J Child Neurol. 1996 May;11(3):201-4. doi: 10.1177/088307389601100307.
The aim of this study was to investigate the prognosis of childhood epilepsy and to analyze prognostic factors in addition to remission rate in a follow-up of newly referred patients. Two hundred eighty-one patients were followed for a mean period of 5.3 years. Overall, 253 patients (90%) achieved 1-year remission. The beginning of a 1-year seizure-free period was achieved in 77.9% by 1 year, in 84% by 2 years and in 88.6% by 3 years after onset of treatment. Early onset of seizures, symptomatic etiology, and neurologic handicap predicted a worse prognosis. In 44 of 253 children with complete suppression of seizures for 1 year, relapses occurred within the follow-up period. In one child with a relapse, remission could not be achieved in the 2nd year thereafter. In conclusion, our study shows a good prognosis for most children with epilepsy, especially in patients with idiopathic epilepsy and late onset of seizures and without neurologic dysfunction. Moreover, our data strongly suggest that the long-term pattern of seizure control is largely established during the first 2 years of treatment.

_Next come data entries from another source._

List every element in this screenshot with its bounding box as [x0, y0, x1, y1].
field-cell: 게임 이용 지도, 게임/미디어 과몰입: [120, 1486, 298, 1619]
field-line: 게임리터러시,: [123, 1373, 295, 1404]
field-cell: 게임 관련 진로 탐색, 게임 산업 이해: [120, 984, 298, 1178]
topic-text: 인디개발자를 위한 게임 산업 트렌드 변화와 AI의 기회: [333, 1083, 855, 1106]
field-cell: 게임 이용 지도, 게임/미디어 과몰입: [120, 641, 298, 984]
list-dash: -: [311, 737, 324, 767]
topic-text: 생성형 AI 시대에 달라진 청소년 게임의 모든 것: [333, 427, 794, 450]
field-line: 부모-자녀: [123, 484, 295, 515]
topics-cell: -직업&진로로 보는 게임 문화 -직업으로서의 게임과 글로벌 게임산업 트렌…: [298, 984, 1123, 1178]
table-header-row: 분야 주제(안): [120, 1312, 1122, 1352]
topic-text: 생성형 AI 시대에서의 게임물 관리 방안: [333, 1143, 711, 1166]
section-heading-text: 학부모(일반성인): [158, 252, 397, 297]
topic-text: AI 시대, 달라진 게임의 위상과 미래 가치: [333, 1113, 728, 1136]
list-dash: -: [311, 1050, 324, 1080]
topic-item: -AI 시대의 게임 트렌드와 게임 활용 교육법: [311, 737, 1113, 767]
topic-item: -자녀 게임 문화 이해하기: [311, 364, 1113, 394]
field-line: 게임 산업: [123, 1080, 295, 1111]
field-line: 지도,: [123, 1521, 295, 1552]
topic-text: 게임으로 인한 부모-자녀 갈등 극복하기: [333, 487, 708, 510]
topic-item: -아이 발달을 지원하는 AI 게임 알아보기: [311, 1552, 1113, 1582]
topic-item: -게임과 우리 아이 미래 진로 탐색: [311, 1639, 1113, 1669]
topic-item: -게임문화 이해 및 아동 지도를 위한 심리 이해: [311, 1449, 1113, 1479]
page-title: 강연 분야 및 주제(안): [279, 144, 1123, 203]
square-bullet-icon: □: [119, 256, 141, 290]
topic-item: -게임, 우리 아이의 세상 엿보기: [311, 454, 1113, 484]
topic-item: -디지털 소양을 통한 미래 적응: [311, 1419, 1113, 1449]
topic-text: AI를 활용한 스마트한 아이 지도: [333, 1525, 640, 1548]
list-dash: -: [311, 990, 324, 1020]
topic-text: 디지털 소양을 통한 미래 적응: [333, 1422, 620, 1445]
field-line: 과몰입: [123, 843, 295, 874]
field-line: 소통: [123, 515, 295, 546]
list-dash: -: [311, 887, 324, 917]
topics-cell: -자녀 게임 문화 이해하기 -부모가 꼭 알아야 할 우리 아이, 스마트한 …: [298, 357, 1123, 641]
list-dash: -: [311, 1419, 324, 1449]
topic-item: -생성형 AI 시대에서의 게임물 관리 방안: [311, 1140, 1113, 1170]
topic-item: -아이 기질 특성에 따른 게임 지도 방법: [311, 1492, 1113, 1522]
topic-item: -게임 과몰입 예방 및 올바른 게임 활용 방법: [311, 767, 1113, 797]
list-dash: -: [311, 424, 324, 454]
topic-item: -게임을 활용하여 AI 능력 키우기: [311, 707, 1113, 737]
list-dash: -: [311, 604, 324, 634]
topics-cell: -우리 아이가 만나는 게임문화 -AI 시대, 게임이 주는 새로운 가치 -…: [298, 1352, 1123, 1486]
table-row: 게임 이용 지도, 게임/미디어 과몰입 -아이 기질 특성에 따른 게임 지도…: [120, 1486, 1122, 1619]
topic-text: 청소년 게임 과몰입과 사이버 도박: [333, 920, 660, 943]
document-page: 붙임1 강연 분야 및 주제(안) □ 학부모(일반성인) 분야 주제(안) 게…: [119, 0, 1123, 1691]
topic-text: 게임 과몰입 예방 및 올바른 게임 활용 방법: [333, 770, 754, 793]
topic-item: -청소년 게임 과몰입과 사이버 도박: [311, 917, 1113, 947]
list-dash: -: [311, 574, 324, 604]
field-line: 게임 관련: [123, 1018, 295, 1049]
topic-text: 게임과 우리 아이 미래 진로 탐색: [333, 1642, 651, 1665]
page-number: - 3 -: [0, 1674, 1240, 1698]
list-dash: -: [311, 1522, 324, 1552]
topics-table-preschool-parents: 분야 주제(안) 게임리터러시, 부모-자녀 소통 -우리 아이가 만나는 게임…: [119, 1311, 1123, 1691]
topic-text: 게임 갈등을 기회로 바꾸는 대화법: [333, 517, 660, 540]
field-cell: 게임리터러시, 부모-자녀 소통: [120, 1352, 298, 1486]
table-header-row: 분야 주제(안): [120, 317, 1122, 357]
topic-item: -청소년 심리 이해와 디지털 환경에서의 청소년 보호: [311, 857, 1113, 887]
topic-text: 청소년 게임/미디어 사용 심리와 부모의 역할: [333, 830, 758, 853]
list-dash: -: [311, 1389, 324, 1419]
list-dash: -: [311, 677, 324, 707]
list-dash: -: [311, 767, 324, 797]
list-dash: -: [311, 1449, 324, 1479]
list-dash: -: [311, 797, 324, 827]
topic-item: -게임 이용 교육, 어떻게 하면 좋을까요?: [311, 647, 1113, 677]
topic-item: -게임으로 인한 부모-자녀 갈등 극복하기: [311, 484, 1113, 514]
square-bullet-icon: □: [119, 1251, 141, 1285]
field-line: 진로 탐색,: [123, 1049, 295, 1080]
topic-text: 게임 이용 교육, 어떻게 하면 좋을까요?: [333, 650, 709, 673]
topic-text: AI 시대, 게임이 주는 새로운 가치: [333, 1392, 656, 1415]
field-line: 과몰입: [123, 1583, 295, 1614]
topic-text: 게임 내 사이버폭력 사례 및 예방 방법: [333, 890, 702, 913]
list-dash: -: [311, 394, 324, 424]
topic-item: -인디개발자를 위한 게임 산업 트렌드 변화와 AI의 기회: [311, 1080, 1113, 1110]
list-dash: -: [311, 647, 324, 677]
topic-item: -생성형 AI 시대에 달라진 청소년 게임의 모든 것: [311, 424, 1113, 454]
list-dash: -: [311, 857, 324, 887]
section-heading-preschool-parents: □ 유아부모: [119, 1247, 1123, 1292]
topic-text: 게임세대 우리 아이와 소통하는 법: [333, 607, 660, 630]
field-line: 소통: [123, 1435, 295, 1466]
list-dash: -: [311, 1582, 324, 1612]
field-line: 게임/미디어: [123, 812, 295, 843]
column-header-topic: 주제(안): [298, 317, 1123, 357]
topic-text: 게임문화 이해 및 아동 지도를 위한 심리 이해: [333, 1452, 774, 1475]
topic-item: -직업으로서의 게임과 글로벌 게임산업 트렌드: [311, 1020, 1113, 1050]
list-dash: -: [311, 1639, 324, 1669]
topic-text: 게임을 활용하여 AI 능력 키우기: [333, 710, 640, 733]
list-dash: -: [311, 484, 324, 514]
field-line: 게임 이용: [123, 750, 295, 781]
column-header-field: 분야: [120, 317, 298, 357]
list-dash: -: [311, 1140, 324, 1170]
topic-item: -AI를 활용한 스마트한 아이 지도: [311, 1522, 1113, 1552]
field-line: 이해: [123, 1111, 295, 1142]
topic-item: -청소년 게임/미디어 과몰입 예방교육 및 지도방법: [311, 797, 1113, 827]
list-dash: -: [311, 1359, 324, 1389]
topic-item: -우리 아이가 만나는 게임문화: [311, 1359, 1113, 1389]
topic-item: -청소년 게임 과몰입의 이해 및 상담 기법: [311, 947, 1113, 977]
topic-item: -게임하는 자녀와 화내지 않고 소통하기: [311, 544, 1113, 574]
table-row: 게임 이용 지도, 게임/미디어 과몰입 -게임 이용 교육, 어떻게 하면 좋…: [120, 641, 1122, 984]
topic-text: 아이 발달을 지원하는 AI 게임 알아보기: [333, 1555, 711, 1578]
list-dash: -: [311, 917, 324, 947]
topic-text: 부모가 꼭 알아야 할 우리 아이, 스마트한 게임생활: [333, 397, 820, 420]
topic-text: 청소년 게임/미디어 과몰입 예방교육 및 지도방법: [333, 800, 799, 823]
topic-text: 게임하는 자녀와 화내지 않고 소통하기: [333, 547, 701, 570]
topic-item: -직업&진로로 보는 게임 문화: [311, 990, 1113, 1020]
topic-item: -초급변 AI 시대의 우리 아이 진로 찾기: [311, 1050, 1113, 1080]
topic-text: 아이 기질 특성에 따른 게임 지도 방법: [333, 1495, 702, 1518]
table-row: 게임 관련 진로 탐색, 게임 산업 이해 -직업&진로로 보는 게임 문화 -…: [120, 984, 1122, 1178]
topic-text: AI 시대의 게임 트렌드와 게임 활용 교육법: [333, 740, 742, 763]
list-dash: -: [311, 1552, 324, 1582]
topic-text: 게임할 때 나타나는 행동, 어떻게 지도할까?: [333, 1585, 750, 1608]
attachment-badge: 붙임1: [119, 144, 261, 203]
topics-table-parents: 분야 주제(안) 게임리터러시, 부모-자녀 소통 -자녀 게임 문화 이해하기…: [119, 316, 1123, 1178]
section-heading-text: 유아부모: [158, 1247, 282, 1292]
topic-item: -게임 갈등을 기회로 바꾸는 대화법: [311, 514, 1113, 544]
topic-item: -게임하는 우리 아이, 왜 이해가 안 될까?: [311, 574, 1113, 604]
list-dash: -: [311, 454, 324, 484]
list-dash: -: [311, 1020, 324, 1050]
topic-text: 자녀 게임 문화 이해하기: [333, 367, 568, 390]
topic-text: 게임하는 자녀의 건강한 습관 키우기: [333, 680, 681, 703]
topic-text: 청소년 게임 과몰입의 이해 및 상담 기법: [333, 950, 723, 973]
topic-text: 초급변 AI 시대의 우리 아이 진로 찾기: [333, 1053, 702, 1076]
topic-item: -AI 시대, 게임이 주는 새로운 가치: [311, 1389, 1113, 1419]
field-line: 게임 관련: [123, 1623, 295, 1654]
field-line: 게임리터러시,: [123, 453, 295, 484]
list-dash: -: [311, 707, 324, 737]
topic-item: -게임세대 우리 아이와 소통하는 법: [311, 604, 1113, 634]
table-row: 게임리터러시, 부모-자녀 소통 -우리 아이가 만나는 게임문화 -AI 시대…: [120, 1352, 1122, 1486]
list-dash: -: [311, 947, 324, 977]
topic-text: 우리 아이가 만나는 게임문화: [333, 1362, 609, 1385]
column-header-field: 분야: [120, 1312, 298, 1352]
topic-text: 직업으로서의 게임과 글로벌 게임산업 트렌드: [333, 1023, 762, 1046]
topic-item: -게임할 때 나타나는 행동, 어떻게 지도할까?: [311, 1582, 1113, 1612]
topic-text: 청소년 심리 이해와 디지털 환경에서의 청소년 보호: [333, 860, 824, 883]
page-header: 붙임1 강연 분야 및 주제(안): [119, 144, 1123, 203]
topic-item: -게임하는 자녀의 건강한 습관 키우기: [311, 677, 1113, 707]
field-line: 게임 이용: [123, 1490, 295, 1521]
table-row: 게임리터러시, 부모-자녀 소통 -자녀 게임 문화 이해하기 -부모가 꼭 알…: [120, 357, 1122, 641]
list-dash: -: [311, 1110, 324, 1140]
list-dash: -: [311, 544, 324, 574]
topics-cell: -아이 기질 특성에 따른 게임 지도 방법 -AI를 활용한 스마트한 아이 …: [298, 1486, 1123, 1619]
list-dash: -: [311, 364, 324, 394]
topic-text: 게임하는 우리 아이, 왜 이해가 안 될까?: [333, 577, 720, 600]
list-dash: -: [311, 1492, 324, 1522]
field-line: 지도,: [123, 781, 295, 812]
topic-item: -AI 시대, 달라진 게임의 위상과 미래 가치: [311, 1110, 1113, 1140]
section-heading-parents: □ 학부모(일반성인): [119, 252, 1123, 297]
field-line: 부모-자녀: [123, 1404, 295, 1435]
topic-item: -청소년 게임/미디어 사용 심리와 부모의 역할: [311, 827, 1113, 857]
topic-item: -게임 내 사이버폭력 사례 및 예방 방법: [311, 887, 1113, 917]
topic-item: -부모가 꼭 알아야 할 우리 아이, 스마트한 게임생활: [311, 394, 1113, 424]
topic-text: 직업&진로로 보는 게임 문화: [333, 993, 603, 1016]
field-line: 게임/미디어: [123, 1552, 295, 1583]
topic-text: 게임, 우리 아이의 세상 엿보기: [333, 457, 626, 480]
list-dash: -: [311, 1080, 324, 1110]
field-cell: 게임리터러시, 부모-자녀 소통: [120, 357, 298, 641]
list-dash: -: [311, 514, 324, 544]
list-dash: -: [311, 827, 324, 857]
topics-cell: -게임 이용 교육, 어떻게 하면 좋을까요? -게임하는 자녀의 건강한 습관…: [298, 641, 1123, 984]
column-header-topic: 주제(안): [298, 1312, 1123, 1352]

本研究的目的是调查儿童癫痫的预后情况,并在对新转诊患者的随访中分析除缓解率之外的预后因素。281例患者接受了平均5.3年的随访。总体而言,253例患者(90%)实现了1年缓解。治疗开始后1年时,77.9%的患者进入了1年无癫痫发作期,2年时为84%,3年时为88.6%。癫痫发作早发、症状性病因和神经功能障碍预示预后较差。在253例癫痫发作完全抑制达1年的儿童中,有44例在随访期内复发。在1例复发儿童中,其后第2年未能实现缓解。总之,我们的研究表明,大多数癫痫儿童预后良好,尤其是特发性癫痫、癫痫发作晚发且无神经功能障碍的患者。此外,我们的数据强烈表明,癫痫控制的长期模式在治疗的前2年基本确立。